The BasicNeeds Model for Mental Health and Development is designed to address mental illness at a community level, providing education, training, care, and livelihood opportunities, bringing together a network of organizations and individuals to provide better resources for the end users.
With funding from Grand Challenges Canada, BasicNeeds is developing and testing an innovative social franchise system which will enable local organizations to adopt and implement the BasicNeeds Model for Mental Health and Development themselves – bringing much needed services to their communities.

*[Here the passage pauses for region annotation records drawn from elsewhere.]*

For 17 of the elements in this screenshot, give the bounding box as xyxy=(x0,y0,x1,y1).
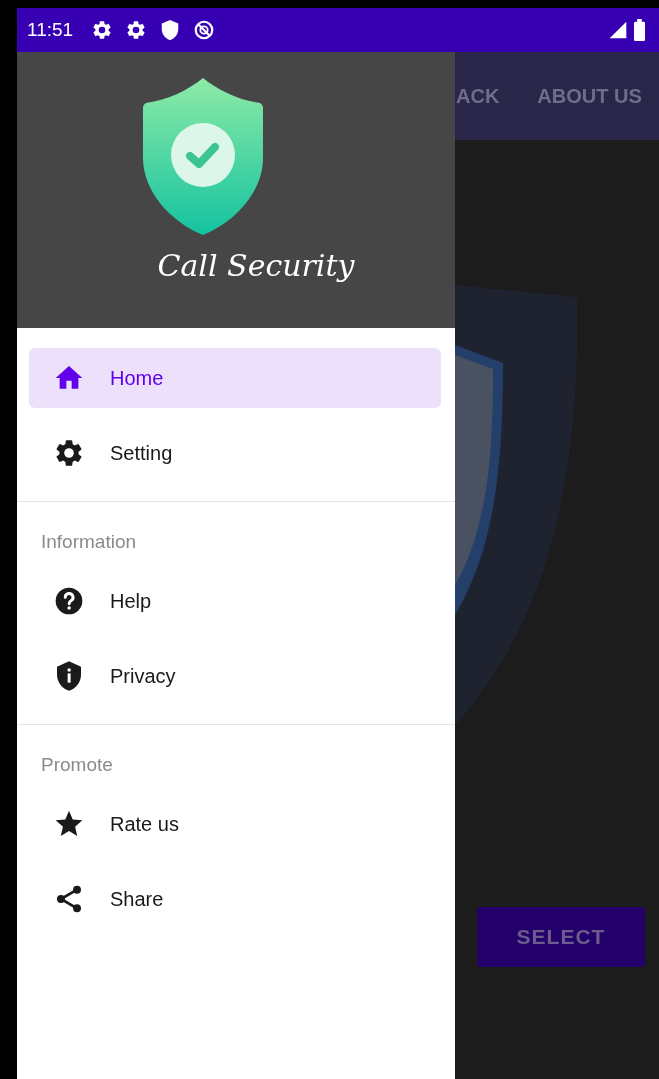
drawer-item[interactable]: Share xyxy=(29,869,441,929)
app-name: Call Security xyxy=(157,247,355,285)
drawer-item[interactable]: Setting xyxy=(29,423,441,483)
status-time: 11:51 xyxy=(27,17,74,42)
section-header: Information xyxy=(40,530,138,554)
battery-icon xyxy=(634,19,645,41)
section-header: Promote xyxy=(40,753,114,777)
drawer-item[interactable]: Rate us xyxy=(29,794,441,854)
settings-icon xyxy=(91,19,114,41)
drawer-item[interactable]: Privacy xyxy=(29,646,441,706)
signal-icon xyxy=(608,20,628,40)
drawer-item[interactable]: Help xyxy=(29,571,441,631)
blocked-icon xyxy=(193,19,216,41)
help-icon xyxy=(53,585,85,617)
drawer-item[interactable]: Home xyxy=(29,348,441,408)
settings-icon xyxy=(125,19,148,41)
shield-logo-icon xyxy=(143,78,263,235)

To date, social franchise agreements have been signed with 3 local NGOs who are currently implementing the BasicNeeds Model in Ghana, Kenya and Nigeria. Across the 3 sites, 4,165persons with mental illness and epilepsy and 3,580 carers are benefiting from the mental health and development programme. Furthermore, 573 community based workers and health workers have been trained on common mental illnesses and epilepsy, human rights of persons with mental illness, and domestic and sexual violence.
Potential for Transformation: The devastating link between mental illness and poverty has long been ignored and has contributed to a treatment gap of nearly 90 percent in the poorest low- and middle-income countries. Based on BasicNeeds’ previous experience and related data, the BasicNeeds Model for Mental Health and Development aims to ensure 90 percent of people with mental health problems in the communities targeted will have access to treatment, and that 75 percent will be able to work.
This World Mental Health Day, we celebrate the progress made in recognizing mental health as part of the global development agenda and in investing in global mental health.
Through Grand Challenges Canada, Canada is a leading funder of innovation in mental health. The three projects above, along with global mental health innovations scaling with the support of Grand Challenges Canada, have reached tens of thousands of people and have the potential to improve the lives of 1.5 million people by 2030. However, we need to do more in order to reach millions.
This can only be done with the help of partners like the World Health Organization, national and local governments, international non-governmental organizations, the private sector, and other groups. Together, we can “flip the gap” and ensure that everyone, everywhere, has access to quality, affordable, and evidence-based treatment and care for mental health conditions.